Wednesday, June 01, 2011

Facile Denialism

I feel like I'm seeing more hardcore denial regarding climate change -- not just people who believe that man has no influence on today's climate, but who deny even that there has been any warming, that atmospheric carbon dioxide has a greenhouse effect, or even (as I saw in a blog comment the other day) that the Stefan-Boltzmann law describes blackbodies.

For example, Alan Caruba, a climate writer for the conservative organization Accuracy in Media, writes:
Plainly stated, CO2 emissions have zero effect on the weather or the climate.

Just for fun I wrote to him and asked how he explains the discrepancy between the Earth's surface temperature (about 14°C) and its blackbody temperature as observed by satellites (240 W/m2, or -19°C), and all he wrote back was "Global Warming was and is a hoax. Trying to dazzle me with your CO2 BS won't work. I have read and heard to much CO2 crap at this point to care. It has zero affect on the climate and you know it."

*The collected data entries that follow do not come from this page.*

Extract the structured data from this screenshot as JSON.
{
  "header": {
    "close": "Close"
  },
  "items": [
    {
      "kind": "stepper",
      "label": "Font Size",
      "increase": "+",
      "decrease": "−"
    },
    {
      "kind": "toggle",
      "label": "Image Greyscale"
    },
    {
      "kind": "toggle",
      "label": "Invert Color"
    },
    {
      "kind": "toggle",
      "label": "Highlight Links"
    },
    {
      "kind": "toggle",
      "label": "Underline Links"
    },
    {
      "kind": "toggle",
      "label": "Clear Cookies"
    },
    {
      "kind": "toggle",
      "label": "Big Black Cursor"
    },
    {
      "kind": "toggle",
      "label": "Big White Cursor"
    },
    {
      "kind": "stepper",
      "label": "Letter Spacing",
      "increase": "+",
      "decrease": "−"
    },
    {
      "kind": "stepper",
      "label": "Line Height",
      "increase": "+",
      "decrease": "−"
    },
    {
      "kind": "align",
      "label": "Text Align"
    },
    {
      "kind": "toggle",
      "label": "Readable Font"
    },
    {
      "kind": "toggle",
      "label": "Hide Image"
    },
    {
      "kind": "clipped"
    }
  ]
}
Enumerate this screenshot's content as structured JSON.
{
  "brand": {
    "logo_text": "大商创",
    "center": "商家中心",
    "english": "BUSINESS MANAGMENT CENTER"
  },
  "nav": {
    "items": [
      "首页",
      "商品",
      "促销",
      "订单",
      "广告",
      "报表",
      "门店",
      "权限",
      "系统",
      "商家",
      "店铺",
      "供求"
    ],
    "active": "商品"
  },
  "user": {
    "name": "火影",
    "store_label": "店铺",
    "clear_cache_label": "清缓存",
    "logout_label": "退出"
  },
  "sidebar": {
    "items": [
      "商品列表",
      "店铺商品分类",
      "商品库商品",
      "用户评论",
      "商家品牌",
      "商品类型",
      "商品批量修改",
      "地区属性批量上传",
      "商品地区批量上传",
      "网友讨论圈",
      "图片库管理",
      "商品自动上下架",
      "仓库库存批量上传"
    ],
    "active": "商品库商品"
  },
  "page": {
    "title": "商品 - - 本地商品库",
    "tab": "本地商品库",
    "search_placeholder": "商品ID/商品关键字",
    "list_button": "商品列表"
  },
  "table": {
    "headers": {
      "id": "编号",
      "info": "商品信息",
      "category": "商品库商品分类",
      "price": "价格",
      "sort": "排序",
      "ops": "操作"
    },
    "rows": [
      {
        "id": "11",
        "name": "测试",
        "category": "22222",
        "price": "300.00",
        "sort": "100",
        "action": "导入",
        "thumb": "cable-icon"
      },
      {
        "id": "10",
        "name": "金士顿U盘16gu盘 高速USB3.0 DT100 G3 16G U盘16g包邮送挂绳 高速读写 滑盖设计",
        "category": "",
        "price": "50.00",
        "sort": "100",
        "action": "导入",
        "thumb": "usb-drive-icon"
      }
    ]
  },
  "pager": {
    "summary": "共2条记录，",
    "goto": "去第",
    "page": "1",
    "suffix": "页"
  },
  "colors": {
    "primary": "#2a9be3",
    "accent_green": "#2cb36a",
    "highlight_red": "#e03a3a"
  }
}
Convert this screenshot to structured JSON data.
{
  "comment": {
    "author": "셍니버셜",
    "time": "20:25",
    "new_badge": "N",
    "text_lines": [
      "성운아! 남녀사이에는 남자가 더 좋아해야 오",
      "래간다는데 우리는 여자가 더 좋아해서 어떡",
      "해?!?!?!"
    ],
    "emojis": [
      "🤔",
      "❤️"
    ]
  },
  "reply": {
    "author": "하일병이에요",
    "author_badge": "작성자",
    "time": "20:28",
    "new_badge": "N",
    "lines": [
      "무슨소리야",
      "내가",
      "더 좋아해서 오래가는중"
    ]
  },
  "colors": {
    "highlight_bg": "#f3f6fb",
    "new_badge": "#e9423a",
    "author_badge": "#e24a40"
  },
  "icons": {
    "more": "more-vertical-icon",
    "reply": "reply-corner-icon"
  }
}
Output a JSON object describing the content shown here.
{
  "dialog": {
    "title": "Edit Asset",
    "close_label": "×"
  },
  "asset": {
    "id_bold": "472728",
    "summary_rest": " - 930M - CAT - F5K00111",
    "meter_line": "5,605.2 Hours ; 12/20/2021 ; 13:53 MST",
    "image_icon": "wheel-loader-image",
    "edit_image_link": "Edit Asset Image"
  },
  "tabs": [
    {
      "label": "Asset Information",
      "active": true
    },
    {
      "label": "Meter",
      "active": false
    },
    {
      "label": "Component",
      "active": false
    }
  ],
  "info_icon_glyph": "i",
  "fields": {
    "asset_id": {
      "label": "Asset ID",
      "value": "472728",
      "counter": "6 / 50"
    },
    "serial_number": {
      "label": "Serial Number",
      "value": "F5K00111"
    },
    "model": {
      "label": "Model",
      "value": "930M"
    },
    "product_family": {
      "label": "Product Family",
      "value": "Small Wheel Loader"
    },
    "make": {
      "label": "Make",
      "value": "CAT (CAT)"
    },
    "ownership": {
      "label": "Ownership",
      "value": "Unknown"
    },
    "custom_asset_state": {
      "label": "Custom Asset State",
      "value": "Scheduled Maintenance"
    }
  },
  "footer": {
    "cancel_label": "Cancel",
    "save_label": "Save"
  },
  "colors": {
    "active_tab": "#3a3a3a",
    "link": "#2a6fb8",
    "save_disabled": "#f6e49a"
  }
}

I don't think he even understood the question, let alone had an answer. And this is the person some organization pays to write about their position on climate change? Do they honestly think they're convincing anyone, anyone at all?

I think it was Andrew Revkin who said this, but it does seems that the more such crude, facile denials appear the more you can be sure that not only is manmade climate change a huge [probably unsolvable] problem, but the more even the denialists know it too. It seems they can't even go to the trouble any more of even trying to make an argument.

3 comments:

Dano said...

I think it goes in waves. The clueless gullibles seem to get this way after some finding or event that refutes their self-identity. Soon there will be some tiny event - like a climate scientist farting at a dinner - that will get these dim-bulbs going again. Just wait. You'll see.

Best,

D

Steve Bloom said...

Reading Krugman daily, it's striking how the same syndrome affects economics. That there are joint roots in the Reagan-era wingnut think tank proliferation seems clear, although the seeds were planted earlier.

IMHO this is the gaping hole in Oreskes' analysis. You can't really understand climate denial without understanding its broader context.

In terms of who's being convinced by any of this denial, I think the primary intent is to preach to their own choir to keep them motivated and focused. There's also the effect on the Overton Window, and in AIM's case in particular trying to give denialism a veneer of respectability so that the media can keep treating both sides equally.

It's a little ironic that you quote Revkin on this subject since he has his own version of the problem.

Steve Bloom said...

Here's a recent example of climate-related Congressional testimony from a fellow at AEI, supposedly one of the more respectable think tanks. As Krugman says, there's not a lot of thinking that goes on at those tanks.

I waited with bated breath for the AEI guy to analogize to the Molotov-Ribbentrop pact, but sadly was disappointed. Anyway, now this guy is a member of the Hartwell Group. Perfect.